I want more money. This is naked, as statements go, but it’s not like this isn’t important. We live in a society, as a famous clown once said, and it turns out you need money to live in this society, and opting out isn’t an option available to me. I’ve spent my adult life chronically underpaid, and doing work that you care about but cannot devote yourself to as you wish because of a need for money is less fulfilling than one might think. As I said, I’m a generalist; it is not as though there is a single path or job that will fulfill me or make me happy.

I love doing research. It is one of my favorite activities.

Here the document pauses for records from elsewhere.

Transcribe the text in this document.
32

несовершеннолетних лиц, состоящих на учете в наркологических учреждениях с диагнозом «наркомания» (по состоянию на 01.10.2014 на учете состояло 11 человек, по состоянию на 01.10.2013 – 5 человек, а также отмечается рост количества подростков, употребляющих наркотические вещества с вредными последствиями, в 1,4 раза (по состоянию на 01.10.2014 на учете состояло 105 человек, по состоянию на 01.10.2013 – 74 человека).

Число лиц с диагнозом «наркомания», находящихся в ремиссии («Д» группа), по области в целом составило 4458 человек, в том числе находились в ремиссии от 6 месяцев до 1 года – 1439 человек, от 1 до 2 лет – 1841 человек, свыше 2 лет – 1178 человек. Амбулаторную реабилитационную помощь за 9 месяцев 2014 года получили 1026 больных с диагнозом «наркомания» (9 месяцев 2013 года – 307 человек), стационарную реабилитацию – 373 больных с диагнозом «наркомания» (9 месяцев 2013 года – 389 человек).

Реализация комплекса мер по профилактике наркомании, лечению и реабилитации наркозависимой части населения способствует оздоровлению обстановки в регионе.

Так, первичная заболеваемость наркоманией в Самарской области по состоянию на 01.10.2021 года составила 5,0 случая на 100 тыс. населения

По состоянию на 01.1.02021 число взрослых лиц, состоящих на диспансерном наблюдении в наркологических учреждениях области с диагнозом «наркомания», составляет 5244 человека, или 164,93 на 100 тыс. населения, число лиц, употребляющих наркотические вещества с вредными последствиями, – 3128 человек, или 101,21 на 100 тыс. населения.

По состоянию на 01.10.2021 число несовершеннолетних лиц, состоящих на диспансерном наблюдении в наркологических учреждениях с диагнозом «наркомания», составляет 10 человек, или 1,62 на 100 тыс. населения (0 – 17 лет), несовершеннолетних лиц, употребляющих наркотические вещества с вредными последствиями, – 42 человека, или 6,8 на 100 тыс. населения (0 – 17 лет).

I’ve learned in recent years that I still enjoy doing research when it’s not for my own passions. Research is like solving a mystery or putting together a puzzle. How do you find this information? How do you compile it? How do you translate it for an audience? How do you figure out who’s in that audience? That’s fun and compelling work, whether it’s for a project of my own design or for a client who wants an article about their own field.

All of this very long entry is to say that in going through my current needs, interests, and hopes, it has led me to the conclusion that instructional design feels like a great fit for me. It utilizes many of the skills I’ve gained as a teacher, while also pulling on the design and research skills I’ve honed and love utilizing. I’m going to write about my process as I design an interactive module in Articulate Storyline, because I’m learning and I’m excited to learn something new. My current project is a module about writing an email. In my next entry, I’ll talk about how I picked my topic and what analysis I did before getting started.